魔女の宅急便

 少数ながらも存在する北米地域の魔術に関する民間伝承の中でこの魔女の宅急便と俗称される逸話が取り分け専門家の注意を引くのには、それなりの理由が存在する。
 それはその伝承の起源を合衆国成立前後まで遡る事が出来るという歴史的視座からの重要性が無視出来ないというものである。
 ここではその物語の実相について掻い摘んで見て行く事にしよう。


 1:成立の背景(その1)

 中世ヨーロッパに勃興した様々な宗教活動、取り分けカソリックを筆頭とするキリスト教圏の暗黒面を大きく担う事になった”魔女狩り”と呼ばれる思想統制と連動した廃絶運動はまるで波が打ち寄せ、また引いていくように、その規模の大小を変えながらその後も一つの潮流として旧世界のほぼ全土に蔓延していた。
 近代では殊に1700年代に入ってからのそれは実に苛烈を極め、その犠牲となった人々の数は正確には把握できないものの相当な数にのぼるものと見られている。
 言うまでも無く魔女達の多くは何の罪も無い哀れな”犠牲者”たちであり、またこの時期幾多のアニミズム(自然霊崇拝)に基く民間信仰や伝承療法が駆逐されていったのである。

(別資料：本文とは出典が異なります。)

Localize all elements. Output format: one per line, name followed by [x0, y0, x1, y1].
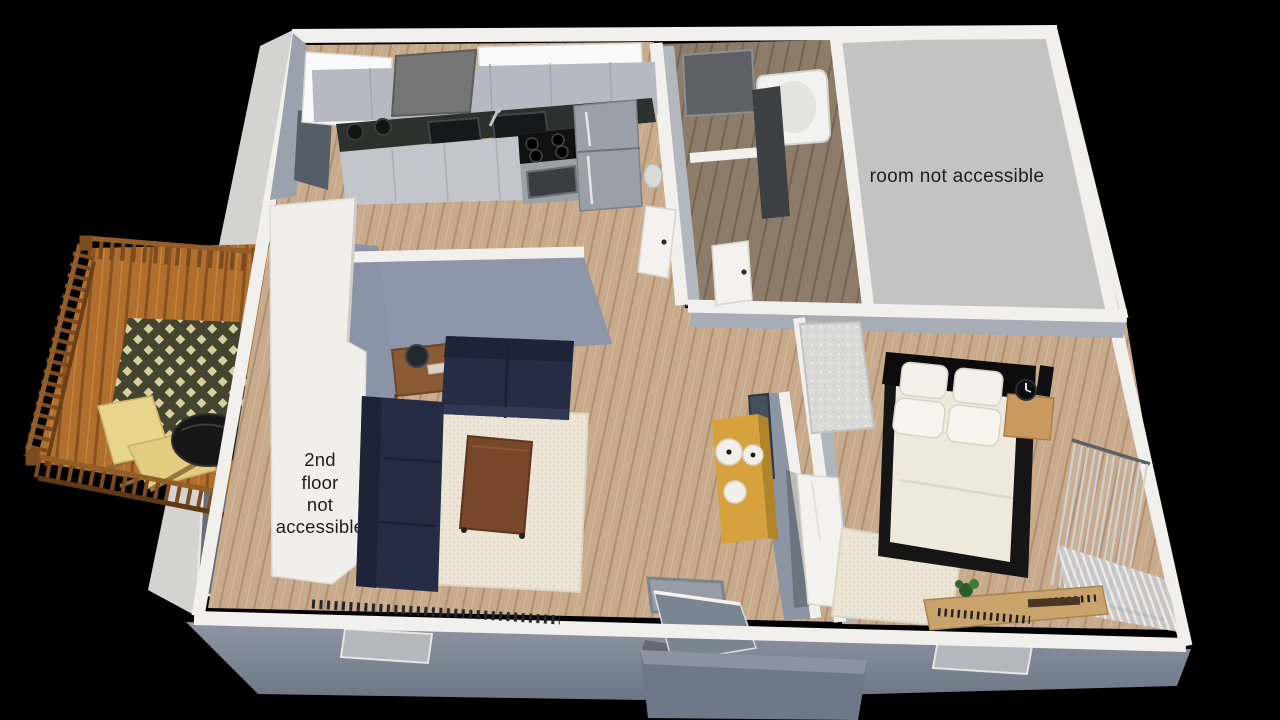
railing-post — [80, 236, 92, 250]
pillow — [952, 368, 1003, 407]
stair-label-line1: 2nd — [304, 449, 335, 470]
back-wall-trim — [292, 32, 1057, 36]
nightstand — [1004, 394, 1054, 440]
pillow — [946, 404, 1002, 447]
railing-post — [26, 450, 39, 465]
fridge — [574, 100, 642, 211]
range-hood — [392, 50, 476, 116]
stove-burner — [530, 150, 542, 162]
bathroom-window — [683, 50, 755, 116]
trash-can — [644, 164, 662, 188]
stove-burner — [552, 134, 564, 146]
cooktop-burner — [347, 124, 363, 140]
plant — [955, 580, 963, 588]
closet-nook — [800, 322, 874, 433]
pillow — [899, 362, 948, 400]
floorplan-svg: room not accessible — [0, 0, 1280, 720]
stairwell-panel: 2nd floor not accessible — [270, 198, 366, 584]
stair-label-line2: floor — [302, 472, 339, 493]
bathroom-inner-wall — [690, 152, 762, 158]
bed — [878, 352, 1036, 578]
fridge-body — [574, 100, 642, 211]
front-window-left — [341, 629, 432, 663]
coffee-table — [460, 436, 532, 539]
stair-label-line3: not — [307, 494, 333, 515]
table-lamp — [406, 345, 428, 367]
bowl-dot — [751, 453, 756, 458]
pillow — [892, 397, 946, 439]
door-handle — [741, 269, 746, 274]
stove-burner — [526, 138, 538, 150]
table-leg — [461, 527, 467, 533]
kitchen — [302, 43, 662, 211]
inaccessible-room-label: room not accessible — [870, 166, 1045, 187]
stove — [518, 128, 583, 204]
faucet — [495, 107, 501, 113]
door-handle — [661, 239, 666, 244]
console-bowl — [724, 481, 746, 503]
plant — [969, 579, 979, 589]
oven-window — [527, 166, 577, 198]
floorplan-render: room not accessible — [0, 0, 1280, 720]
loveseat — [441, 336, 574, 420]
sofa — [356, 396, 444, 592]
table-leg — [519, 533, 525, 539]
bowl-dot — [726, 449, 731, 454]
living-top-wall — [354, 252, 584, 257]
stove-burner — [556, 146, 568, 158]
cooktop-burner — [375, 119, 391, 135]
stair-label-line4: accessible — [276, 516, 364, 537]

 魔術を行う者達、俗に”魔女”と呼ばれる人々の多くは一般的に”悪魔崇拝”とされる一連のオカルト活動とは無縁の存在である。
 ウィッカ、ウィッチドクターとも呼称される彼らの実像は薬草治療や伝承に基く身体機能の改善法を用いて集落に寄与する公共医療機関とでも言うべき重要な存在であった。殆ど場合その思想的根源ははるか古代から連脈と受け継がれて来たアニミズムに立脚しており、それは穏やかかつ厳粛であり、同時に現代的視点から見れば驚くべき科学的根拠に裏打ちされたものが大勢を占めていた。
 しかしあらゆる偶像崇拝を否定し、唯一神への絶対的盲信を求めるキリスト教、殊に強大な力を有するその権威筋はこうした自然崇拝を”邪悪なもの”として教義の中で悪と規定される様々な霊的属性の中に巧妙にそれらの主義・思想・行動を織り交ぜる事によって、能動的排撃対象としてのイメージを信者の間に築き上げていったのである。

 この一神教におけるスピリチュアリズムの変遷については宗教学・心理学的に見て非常に興味深い考察を提供してくれるが、それについて言及する事は本稿の主旨に反するため、ここでは割愛させて頂く。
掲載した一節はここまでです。